Ce couple à la formation infaillible piano/batterie écrit actuellement les plus vives et émouvantes pop songs de la terre. Ils n’ont besoin de personne si ce n’est d’amour et d’eau fraîche.
« C’est un beau roman, c’est une belle histoire… c’est une romance d’aujourd’hui ». Ce saligaud de Michel F. m’ôte les mots de la bouche… cette musique immaculée ne peut être paradoxalement que le fruit d’une union sacrée. Installés sur les collines dominantes de San Fransisco, les Mates of States sont un duo mixte, mariés à la vraie vie. Paire inséparable, Kori Gardner (chant, clavier) et Jason Hammel (batterie) ont un autre amour qui les lie, la musique. Depuis maintenant dix ans, ils se produisent sous une formule rudimentaire : elle, chante des airs debout, caressant son orgue Wurlitzer, tandis que lui l’accompagne assis à la caisse claire, avec ses harmonies vocales doublées en canon.
Bring It Back, qui est déjà leur quatrième album, nous avait inexplicablement filé jusqu’ici entre les mains. Et l’on ne s’en remet toujours pas. Appuyé par Bill Racine à la production (Roguewave), leur songwriting est visiblement monté d’un cran depuis Team Boo en 2003. Cette dizaine de morceaux instantanés détient quelque chose qui nous désarme sans la moindre négociation. Car Mates of State, ce sont un peu les White Stripes de la pop : seuls contre tous, ils sonnent plus vivants qu’un bataillon de musicos réunis. Sous leur aile, on renoue avec l’impatience sucrée de Quasi (configuration oblige), on faiblit devant les harmonies brûlantes de feu Elk city.
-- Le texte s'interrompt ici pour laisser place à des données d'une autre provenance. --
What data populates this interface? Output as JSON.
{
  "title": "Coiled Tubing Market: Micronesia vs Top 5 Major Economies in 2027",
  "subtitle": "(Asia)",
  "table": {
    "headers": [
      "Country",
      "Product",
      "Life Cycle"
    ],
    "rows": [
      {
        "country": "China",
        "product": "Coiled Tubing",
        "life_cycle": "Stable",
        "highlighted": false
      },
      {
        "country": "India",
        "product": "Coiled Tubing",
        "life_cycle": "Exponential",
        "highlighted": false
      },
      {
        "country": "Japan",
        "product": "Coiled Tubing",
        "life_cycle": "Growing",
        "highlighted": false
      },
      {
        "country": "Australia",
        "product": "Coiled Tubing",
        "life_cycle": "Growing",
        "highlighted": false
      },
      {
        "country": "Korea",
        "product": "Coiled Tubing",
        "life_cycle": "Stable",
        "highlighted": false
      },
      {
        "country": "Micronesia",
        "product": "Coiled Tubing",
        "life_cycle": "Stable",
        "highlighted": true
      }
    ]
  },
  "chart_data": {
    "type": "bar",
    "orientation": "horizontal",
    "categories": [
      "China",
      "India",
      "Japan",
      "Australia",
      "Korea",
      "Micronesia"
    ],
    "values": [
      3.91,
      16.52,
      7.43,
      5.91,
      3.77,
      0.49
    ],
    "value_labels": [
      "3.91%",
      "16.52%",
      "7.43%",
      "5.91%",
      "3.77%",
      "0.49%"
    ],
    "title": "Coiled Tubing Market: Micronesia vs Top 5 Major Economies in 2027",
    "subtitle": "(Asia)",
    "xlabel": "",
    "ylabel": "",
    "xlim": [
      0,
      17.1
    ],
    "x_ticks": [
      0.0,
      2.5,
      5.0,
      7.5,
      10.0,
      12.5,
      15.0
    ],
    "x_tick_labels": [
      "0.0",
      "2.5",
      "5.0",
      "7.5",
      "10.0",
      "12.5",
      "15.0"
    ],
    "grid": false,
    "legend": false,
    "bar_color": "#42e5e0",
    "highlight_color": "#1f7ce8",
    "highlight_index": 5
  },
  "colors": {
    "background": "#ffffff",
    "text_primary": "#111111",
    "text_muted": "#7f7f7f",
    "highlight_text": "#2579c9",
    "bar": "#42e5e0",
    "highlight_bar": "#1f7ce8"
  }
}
Mais par-dessus tout, on sent cette inclination pour quelques illustres nobles formations pop : Go-Betweens, Modern Lovers, les oisillons néo-zélandais de Flying Nun.
Mates of States a surtout conservé de ses pairs cette innocence, cette générosité dénuée de cynisme qui nous fait tant défaut dans notre société dite « civilisée ». Leurs chansons se veulent de facture simple mais témoignent de la rigueur mélodique d’un vieil artisan méticuleux, amoureux de son métier. Ils savent écrire des refrains intenses, qui vous poursuivent toute la journée. Leur engouement se révèle souvent contagieux, comme sur l’emballé “For the Actor” et même sur le plus solennel “Running Out” que ne renierait pas Ben Folds. Le triplé successif “Think Long”, “Fraud In The 80’s” et “Like U Crazy” compte parmi les moments pop les plus jubilatoires entendus ces derniers mois. On fond devant ses choeurs éclatants, ses claviers cheap brinquebalés sur des harmonies vocales qui s’enchevêtrent à la perfection (Jason Hammel a un filet de voix tellement aigu que l’on croirait par moment entendre une autre voix féminine). De toute manière, vous l’aurez compris, il n’y a pas grand chose à jeter sur ce disque.
Regardez, combien de groupes peuvent se vanter d’avoir écrit leur meilleur album à partir de la quatrième passe ? Les Beatles, Les Smiths, les Go-Betweens, et puis ? Les mates Of States font partie de cette race en extinction. En plus, un groupe qui remercie dans le livret « tous les gens qui continuent de faire de la musique honnête » mérite qu’on s’y attarde. Le geste est naïf et touchant, mais on a envie d’y croire. A fond.